What You Should Know About Car Insurance Deductibles

Car insurance terminology can be pretty confusing and if you are not accustomed to lengthy administrative and legislative documents, it can give you quite the headache. One of the trickiest terms is “deductible”.  How it works or how much to invest are typical questions addressed by any responsible and money-wise driver. Read our blog to find out more about car insurance deductibles. Also, get free online car insurance quotes from our reliable car insurance providers.

A deductible is the sum of money that you agree to pay out of your own pocket before your car insurance provider starts paying the bills after you have filed a claim. After your deductible is paid your insurer will cover the rest of the costs related to your claim, up to the coverage limits.
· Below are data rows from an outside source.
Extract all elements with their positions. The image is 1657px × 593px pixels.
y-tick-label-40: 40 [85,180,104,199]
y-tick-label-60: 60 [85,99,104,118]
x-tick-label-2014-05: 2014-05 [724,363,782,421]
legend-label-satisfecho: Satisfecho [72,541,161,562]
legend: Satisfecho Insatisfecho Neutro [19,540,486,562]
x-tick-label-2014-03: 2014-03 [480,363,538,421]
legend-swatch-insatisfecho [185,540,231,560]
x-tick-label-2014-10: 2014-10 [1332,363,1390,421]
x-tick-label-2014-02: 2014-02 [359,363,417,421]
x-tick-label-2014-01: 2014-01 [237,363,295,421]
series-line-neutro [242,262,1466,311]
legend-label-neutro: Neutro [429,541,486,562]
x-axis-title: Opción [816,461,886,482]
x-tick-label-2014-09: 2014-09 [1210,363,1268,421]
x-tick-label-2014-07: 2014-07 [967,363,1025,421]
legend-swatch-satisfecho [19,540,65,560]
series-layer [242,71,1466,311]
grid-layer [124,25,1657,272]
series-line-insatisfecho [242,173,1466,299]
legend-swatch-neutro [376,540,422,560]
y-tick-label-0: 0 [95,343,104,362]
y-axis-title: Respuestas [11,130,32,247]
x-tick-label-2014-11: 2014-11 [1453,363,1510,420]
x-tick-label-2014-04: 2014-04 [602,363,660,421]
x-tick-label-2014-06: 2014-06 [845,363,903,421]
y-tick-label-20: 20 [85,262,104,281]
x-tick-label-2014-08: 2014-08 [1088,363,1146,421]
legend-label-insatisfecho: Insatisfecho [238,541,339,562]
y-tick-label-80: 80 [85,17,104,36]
Deductibles vary by the type of coverage you are buying, and some policies do not even have a deductible. Liability coverages do not have a deductible while coverages such as personal injury protection (PIP) and uninsured motorist may have a deductible depending on the state you live in and the insurer that is issuing the coverage. On the other hand, coverages that handle physical damage such as comprehensive and collision will always have a deductible. It is possible to set your deductible at zero but it will skyrocket your premiums instantly.

Deductibles vary from zero to $2500 if you really want to keep your premium payment low. The most common and popular deductible amounts are $250, $500 or $1,000. If your vehicle is totaled or deemed a total loss, you would receive a check for the value of our vehicle minus your deductible.

The best deductible is one that you can afford but that is high enough that small dents and scratches falls under that limit. While there is no one size fits all when it comes to deductibles, in many cases a $1000 deductible is the best option.